VISITING THE SICK AND THE DYING
In Islam, it is recommended for everyone to frequently remember death, particularly if one is ill, and to prepare for it by repenting i.e. performing Taubah. This is because of the following hadith of Rasulullah SAW:
"Remember often the Ender of Pleasures (i.e. death)." (Riwayat Tirmidhi, Ibn Hibban & Hakim)
In the version narrated by Imam Nasa'i's the following addition is quoted:
"...for truly, it is not remembered in a plentitude save it diminishes it, and not remembered in a dearth save it increases it."
The word "plentitude" above refers to wives and this-worldly goods, and "dearth" refers to spiritual works which will be useful for the Afterlife.
It is recommended to visit the ill, even if the malady is only sore eyes, whether the person is a friend or enemy. If the sick person is a non-Muslim subject of the Islamic state (i.e. a dhimmi) then if he is a relative or a neighbour, visiting him is recommended. Otherwise, visiting him is merely permissible.
It is offensive to sit lengthily with a sick person. It is recommended not to continuously visit, but only from time to time, unless one is a relative or a similar person - such as of his friends; whom the sick person is fond of; or someone of the righteous, from whose presence others derive spiritual blessing barakah: for any of whom - visiting the sick person is recommended at any time as long as there is no objection from the sick person.
If the visitor has hopes that the patient will survive, he supplicates for him / her by saying:
"O Allah, Lord of Men, remove the harm and heal - for You are the Healer besides whom there is no other - with a cure that will not leave behind pain or sickness", and then leaves.
But if the visitor sees little hope of a recovery, he should encourage the sick person to repent and to make his bequests (wasiat) by telling him e.g:
"You should repent of all your sins so that Allah Most High heals you, for repentance is reason for cures. And you should make some provision for bequests, as it prolongs one's life. A person should make bequests while alive and only die after having done so for there is no one who does not pass on."
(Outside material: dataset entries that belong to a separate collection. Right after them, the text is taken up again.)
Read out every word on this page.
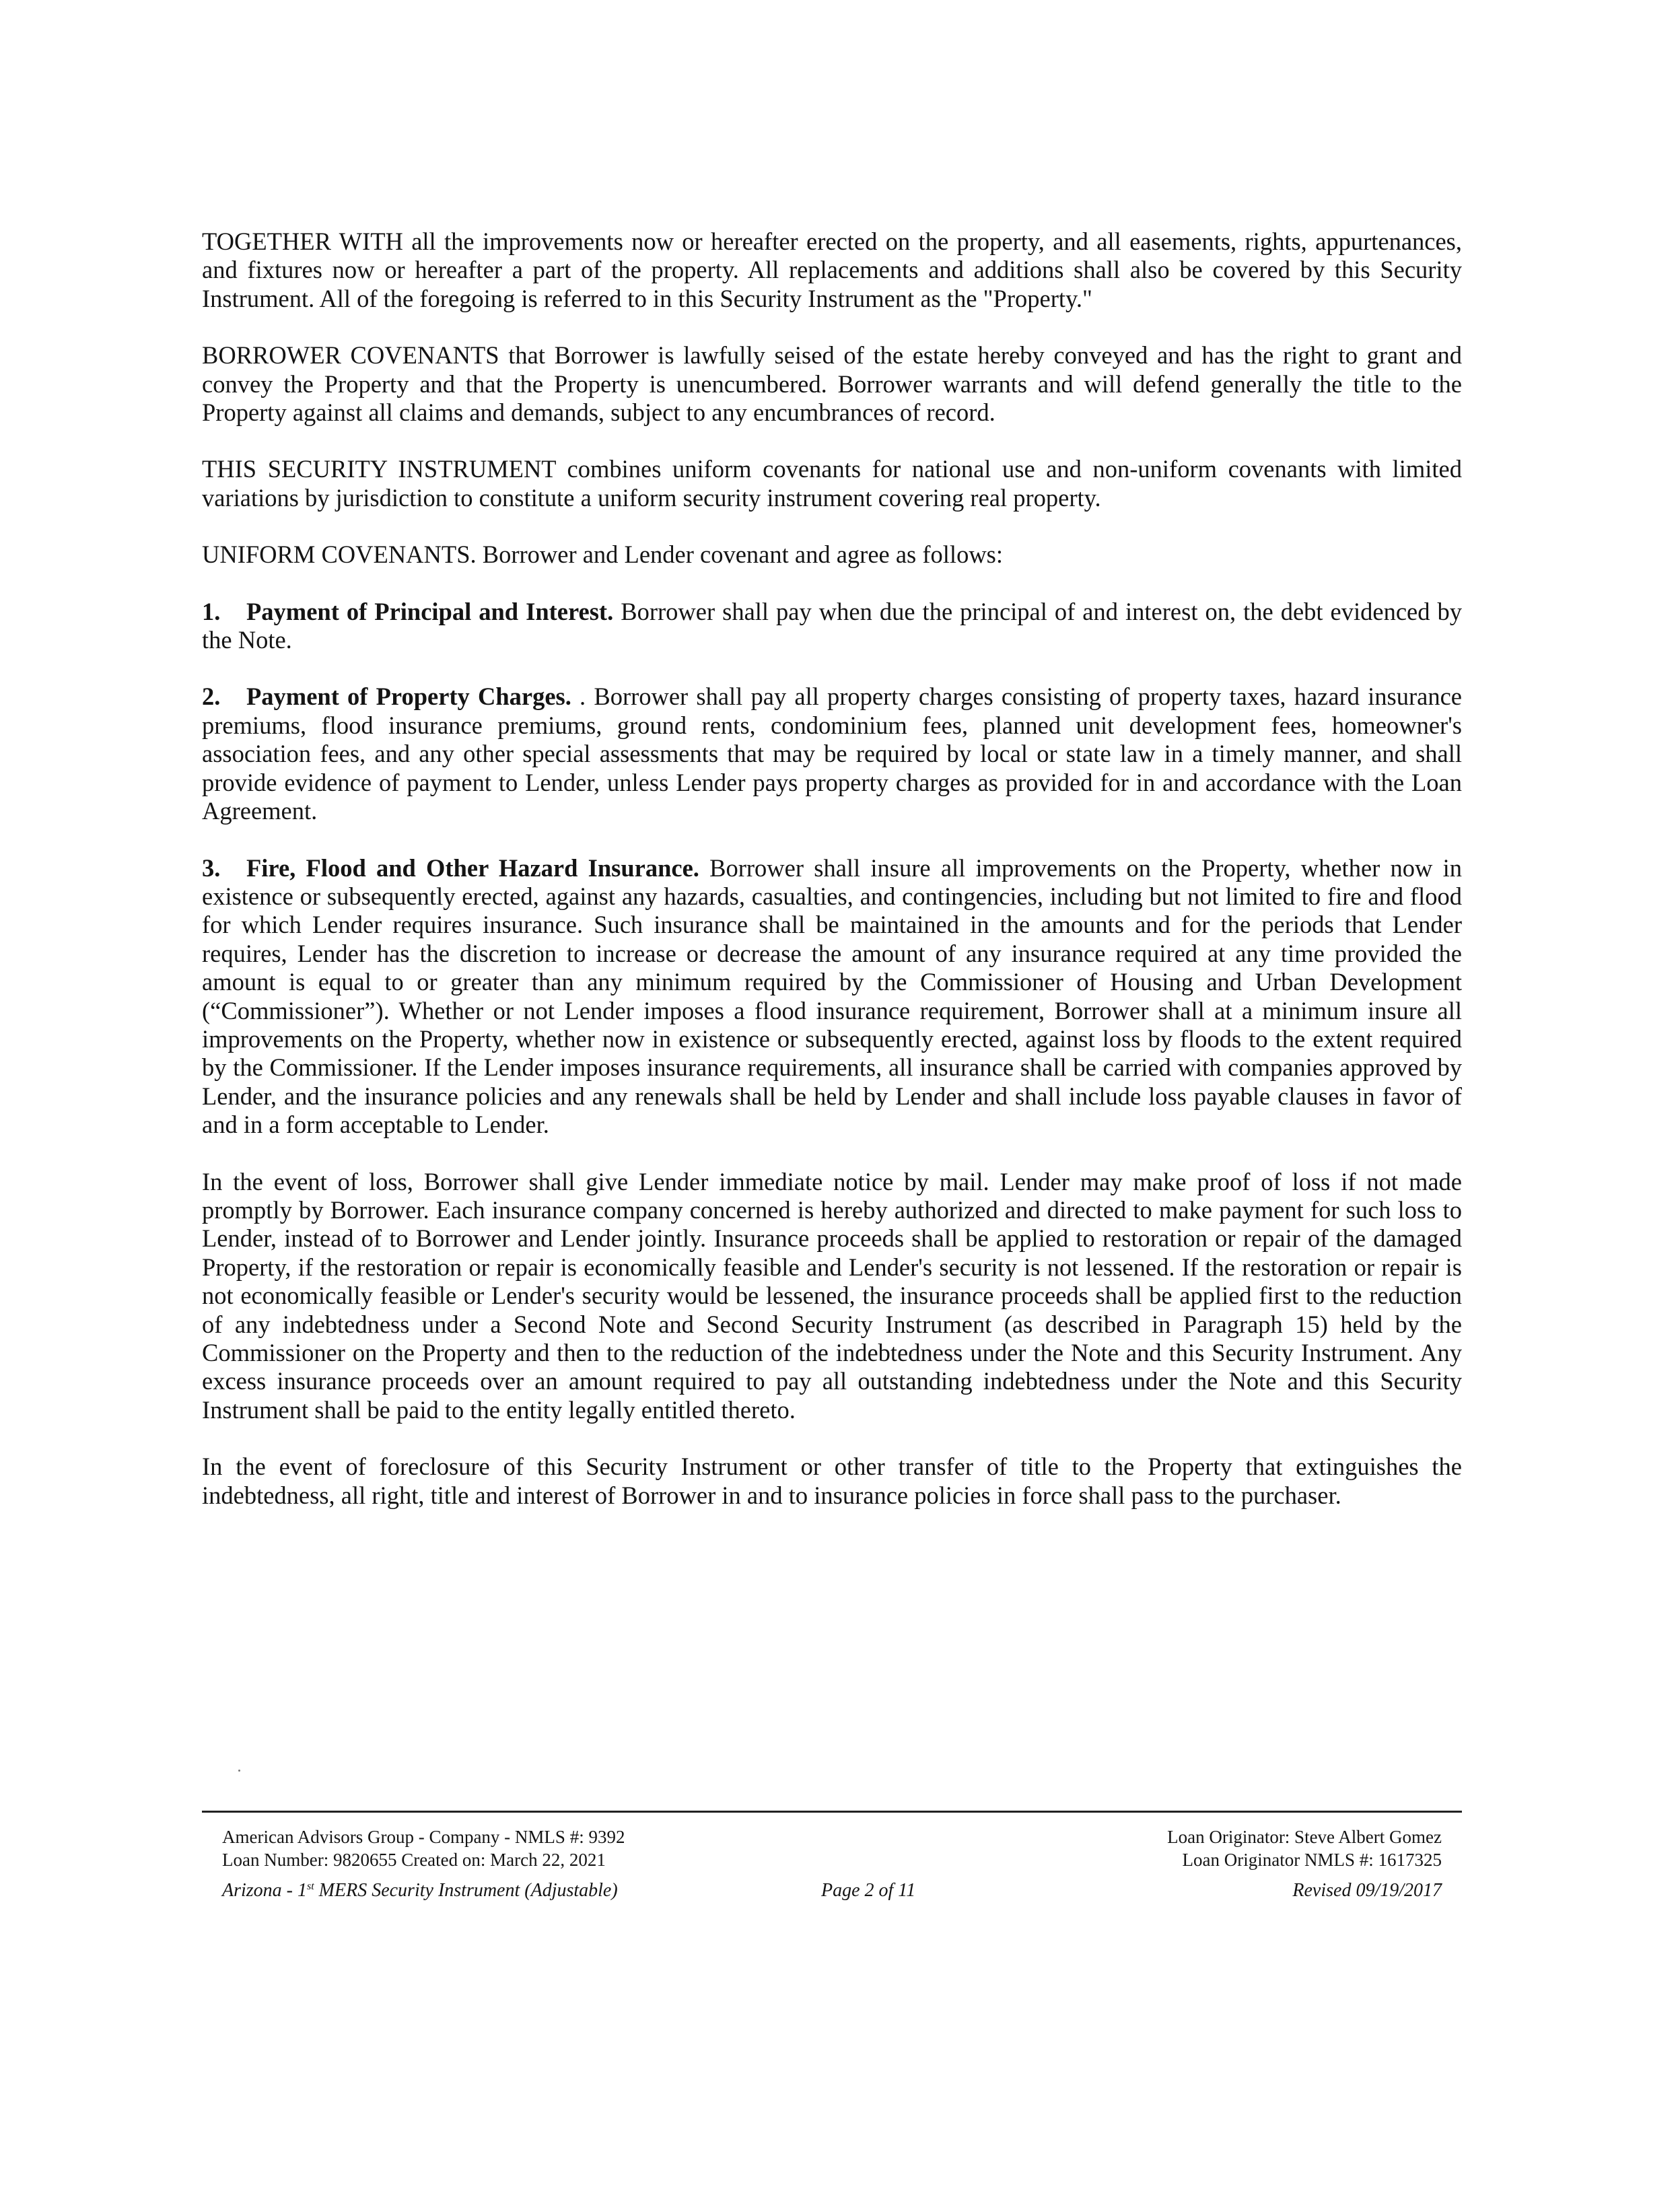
TOGETHER WITH all the improvements now or hereafter erected on the property, and all easements, rights, appurtenances, and fixtures now or hereafter a part of the property. All replacements and additions shall also be covered by this Security Instrument. All of the foregoing is referred to in this Security Instrument as the "Property."

BORROWER COVENANTS that Borrower is lawfully seised of the estate hereby conveyed and has the right to grant and convey the Property and that the Property is unencumbered. Borrower warrants and will defend generally the title to the Property against all claims and demands, subject to any encumbrances of record.

THIS SECURITY INSTRUMENT combines uniform covenants for national use and non-uniform covenants with limited variations by jurisdiction to constitute a uniform security instrument covering real property.

UNIFORM COVENANTS. Borrower and Lender covenant and agree as follows:

1. Payment of Principal and Interest. Borrower shall pay when due the principal of and interest on, the debt evidenced by the Note.

2. Payment of Property Charges. . Borrower shall pay all property charges consisting of property taxes, hazard insurance premiums, flood insurance premiums, ground rents, condominium fees, planned unit development fees, homeowner's association fees, and any other special assessments that may be required by local or state law in a timely manner, and shall provide evidence of payment to Lender, unless Lender pays property charges as provided for in and accordance with the Loan Agreement.

3. Fire, Flood and Other Hazard Insurance. Borrower shall insure all improvements on the Property, whether now in existence or subsequently erected, against any hazards, casualties, and contingencies, including but not limited to fire and flood for which Lender requires insurance. Such insurance shall be maintained in the amounts and for the periods that Lender requires, Lender has the discretion to increase or decrease the amount of any insurance required at any time provided the amount is equal to or greater than any minimum required by the Commissioner of Housing and Urban Development (“Commissioner”). Whether or not Lender imposes a flood insurance requirement, Borrower shall at a minimum insure all improvements on the Property, whether now in existence or subsequently erected, against loss by floods to the extent required by the Commissioner. If the Lender imposes insurance requirements, all insurance shall be carried with companies approved by Lender, and the insurance policies and any renewals shall be held by Lender and shall include loss payable clauses in favor of and in a form acceptable to Lender.

In the event of loss, Borrower shall give Lender immediate notice by mail. Lender may make proof of loss if not made promptly by Borrower. Each insurance company concerned is hereby authorized and directed to make payment for such loss to Lender, instead of to Borrower and Lender jointly. Insurance proceeds shall be applied to restoration or repair of the damaged Property, if the restoration or repair is economically feasible and Lender's security is not lessened. If the restoration or repair is not economically feasible or Lender's security would be lessened, the insurance proceeds shall be applied first to the reduction of any indebtedness under a Second Note and Second Security Instrument (as described in Paragraph 15) held by the Commissioner on the Property and then to the reduction of the indebtedness under the Note and this Security Instrument. Any excess insurance proceeds over an amount required to pay all outstanding indebtedness under the Note and this Security Instrument shall be paid to the entity legally entitled thereto.

In the event of foreclosure of this Security Instrument or other transfer of title to the Property that extinguishes the indebtedness, all right, title and interest of Borrower in and to insurance policies in force shall pass to the purchaser.

American Advisors Group - Company - NMLS #: 9392
Loan Number: 9820655 Created on: March 22, 2021
Loan Originator: Steve Albert Gomez
Loan Originator NMLS #: 1617325
Arizona - 1st MERS Security Instrument (Adjustable)	Page 2 of 11	Revised 09/19/2017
INSTRUCTING THE DYING PERSON
If the visitor sees the person is dying, he should make him desirous of Allah's Mercy since hope should predominate over fear in this state and should turn him to face the direction of the qiblat by laying him on his right side, or if that is impossible, then on his left. If this too is impossible, he is laid on his back - with his face and the bottoms of his feet towards the direction of the qiblat. The face can be directed towards the qiblat by proping up his head a little.
The visitor should then instruct the dying person to say:
"There is no God but Allah,"
- letting him hear it, with the hope and intention so that he can repeat it, but without irritating insistence, and without telling him "Say..."
When he says it, then he is let be until he himself speaks of something else. It is recommended that the person instructing him to say it be neither his heir nor enemy.
IMMEDIATE MEASURES AFTER DEATH
When he dies, it is recommended that the kindliest (best of mannerism i.e. politest) to him of his unmarriageable kin (mahram) close his eyes.
It is recommended:
1. to close his jaws with a wide bandage tied above his head so his mouth is not left open;
2. to make his joints flexible by bending the forearm to the upper arm, calf to thigh, thigh to stomach, and then straightening them, and to similarly flex the fingers in order to facilitate washing and shrouding him. It is important to point out that if the joints are flexed at this point, they remain flexible, but if not, it becomes impossible afterwards;
3. to gently remove his clothes, and to cover him with a light cloth, tucking the edge of the cloth under his head and feet so they do not become uncovered; and
4. to place something heavy on his stomach, as this shall help to prevent bloating.
It is recommended to hasten in paying off the debts of the deceased or having them waived by creditors. It is recommended to hurry in implementing his bequests, and in readying him for burial. Haste here is recommended in readying him and burying him when it is unlikely that the body will rapidly change, but obligatory when this is likely.
When someone dies suddenly, or is believed to have died, the body is left until it is certain he is dead.
Washing the dead person, shrouding him, praying over him, carrying him, and burying him are communal obligations i.e. Fardhu Kifayah. Those who are involved with such preparations obtain tremendous rewards, InshaAllah.